What to do?
Tuesday, April 28th, 2009 01:29 pmI'm still finding it difficult to see the 'journey' of the memoir I'm trying to write ... except in the most condensed terms. Expressed in one sentence, I'm probably writing the story of how one Child of an Alcoholic married to a Teetotaler makes the journey from teetotaling through intermittent drinking to social drinking ... to over-indulgence, to addictive behavior, and back to teetotaling. But as soon as it gets more complicated than that, I tend to lose sight of the story arc and find the task of sorting what to leave in or out ... daunting.
I'm in about Chapter 6 now, and not yet out of childhood ... which probably means about 30% of what I've been writing will eventually be cut. Even though it's already been cut and tightened and shortened repeatedly. Which is fine ... at some point one must stop editing and just finish a first draft, even if it's huge.
Suddenly today, though, I find myself considering starting with a different memoir. Which would require me to start a different project. I think what's going on is that I want to use the "memoir" idea to spark and energize the "project."
It's a project I've been reluctant to take on. Every time I've thought about it I've thought it was too big, too hard, too overwhelming. Also I've been trying to be careful about boundary issues. Because, from my own childhood and my own days as a 24/7 parent, I long ago concluded that grandparents shouldn't meddle.
But. Some history.
I have a bright, witty, fun-loving grandkid who barely reads, several years below grade level. In young childhood the parents didn't read to their kid; sometimes they substituted audio books, thinking that was the same thing, but there was never any 'text in front of the eyes' in that process. Instead of having their children attend school, the parents (each of whom has complex and damaging histories in elementary schools) decided to home school. Except that neither of them had the persistence to stick to the program, neither had any experience of teaching, or even of academic success. Only one of them even read for pleasure at that time, though both do now.

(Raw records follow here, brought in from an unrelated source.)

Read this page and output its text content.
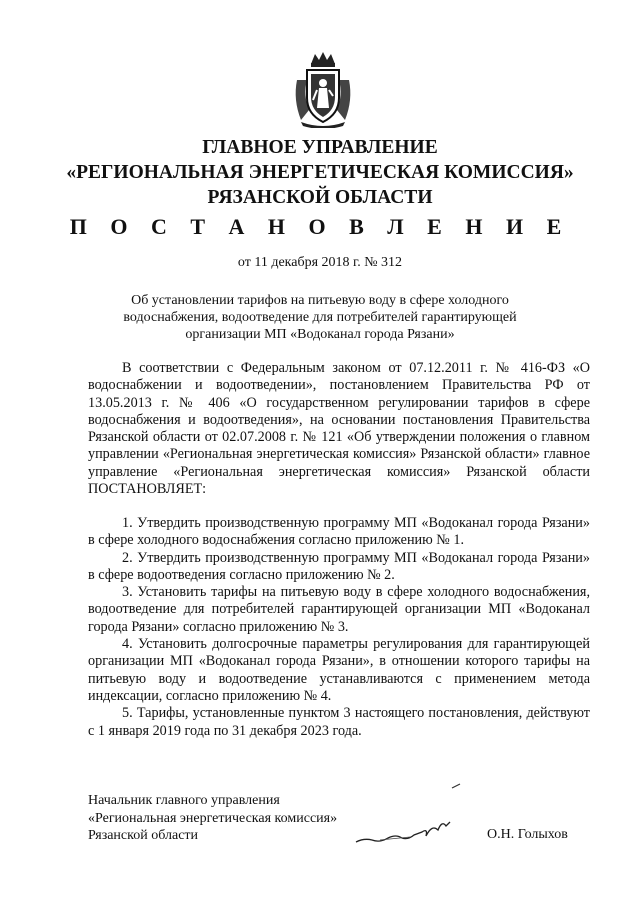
ГЛАВНОЕ УПРАВЛЕНИЕ
«РЕГИОНАЛЬНАЯ ЭНЕРГЕТИЧЕСКАЯ КОМИССИЯ»
РЯЗАНСКОЙ ОБЛАСТИ
П О С Т А Н О В Л Е Н И Е
от 11 декабря 2018 г. № 312
Об установлении тарифов на питьевую воду в сфере холодного водоснабжения, водоотведение для потребителей гарантирующей организации МП «Водоканал города Рязани»

В соответствии с Федеральным законом от 07.12.2011 г. № 416-ФЗ «О водоснабжении и водоотведении», постановлением Правительства РФ от 13.05.2013 г. № 406 «О государственном регулировании тарифов в сфере водоснабжения и водоотведения», на основании постановления Правительства Рязанской области от 02.07.2008 г. № 121 «Об утверждении положения о главном управлении «Региональная энергетическая комиссия» Рязанской области» главное управление «Региональная энергетическая комиссия» Рязанской области ПОСТАНОВЛЯЕТ:

1. Утвердить производственную программу МП «Водоканал города Рязани» в сфере холодного водоснабжения согласно приложению № 1.

2. Утвердить производственную программу МП «Водоканал города Рязани» в сфере водоотведения согласно приложению № 2.

3. Установить тарифы на питьевую воду в сфере холодного водоснабжения, водоотведение для потребителей гарантирующей организации МП «Водоканал города Рязани» согласно приложению № 3.

4. Установить долгосрочные параметры регулирования для гарантирующей организации МП «Водоканал города Рязани», в отношении которого тарифы на питьевую воду и водоотведение устанавливаются с применением метода индексации, согласно приложению № 4.

5. Тарифы, установленные пунктом 3 настоящего постановления, действуют с 1 января 2019 года по 31 декабря 2023 года.

Начальник главного управления
«Региональная энергетическая комиссия»
Рязанской области	О.Н. Голыхов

Home schooling has been intermittent and often absent for months together during the 3 or 4 years it has been tried. The kids were taught to reply "we're home-schooled" whenever anyone asked what school they attended ... and later they were told to say "un-schooled." But both these answers have led a few well-meaning adults to quiz them, trying to establish (for the adult's curiosity) whether homeschooling is being successful. Some adults have spoken harshly to the kids or the parents about how poorly these kids' knowledge measures up. And in fact they know little, either in skills or facts, that they have not directly experienced in their household or the various locations where the family has lived. No geography, no social studies, no history, very little math (not even what's needed to make purchases) ... (*sigh*).
Nowadays, this grandchild and the younger sibling are both allowed to play on the computer at various kid-learning sites. For the past three years or so there have been increasing efforts to read to both kids and a little more focus on reading skills ... with the predictable result that the younger one is now reading better than the elder, having been exposed to reading at a younger and more developmentally appropriate age. Not that the younger one is necessarily reading at an age-appropriate grade level; just that the world accessible by reading seems to be open to that one, while the elder still struggles.
Which adds to the major self-esteem issues of the older kid, especially.
The kid is deeply aware of this deficiency, especially when meeting new people (adults or children) who confidently assume that anyone this height 'should' be able to read. The kid is greatly sensitized to the whole problem of reading and at present approaches any attempt to practice even known words with anxiety (at least, tantrums and meltdowns at worst).
Today we are halfway through a three-week visit together. There's plenty to do, and some of each day has been spent in organized learning, though not directly on reading. Yesterday the kid mentioned a wish to go back to the internet-homeschool site most recently used at home. So we did. With considerable support, the kid's performance was better than expected (by either of us, I think) ... but still far behind.
In between lessons the kid had a major meltdown, venting about dozens of things that are wrong at home and frustrating in daily life. Crying about missed opportunities, the problem of trying to be 'normal' when parents are irresponsible, the desire to go to school but not have to be in class with younger kids who would make fun of the kid.
I'm wondering if I could actually work on this consistently enough to make a difference, both in the next 10 days and a month from now when I get home (which means I'll actually be within an hour of their house for about three weeks a month until October). I'm wondering if there's anything I can do to be helpful with this. I'm wondering how to deal with the boundary issues that both parents have expressed when I've tried, on previous occasions, to help.
And just now I'm wondering if I can make the prospect of so much work more attractive to the kid by proposing that we write a book together about it. "The story of how ___ learned to read." "How I learned to read in a year" or something.
Just thinking about it, I find myself interested in writing such a book ... but not, so much, interested in the dailiness of the project of trying to get a kid into the right frame of mind to tackle a daunting academic task ... and work on it at faster-than-normal speed ... and meet an adventurous goal with it. And, of course, the dailiness of helping said child process all the anxiety and resentment and self-judgment and so on that will come up if we do this.
Am I crazy? Is this really something I want to take on? Do I have the least hope of success? What about all the travel I want to do? What about the various projects I already have in my life?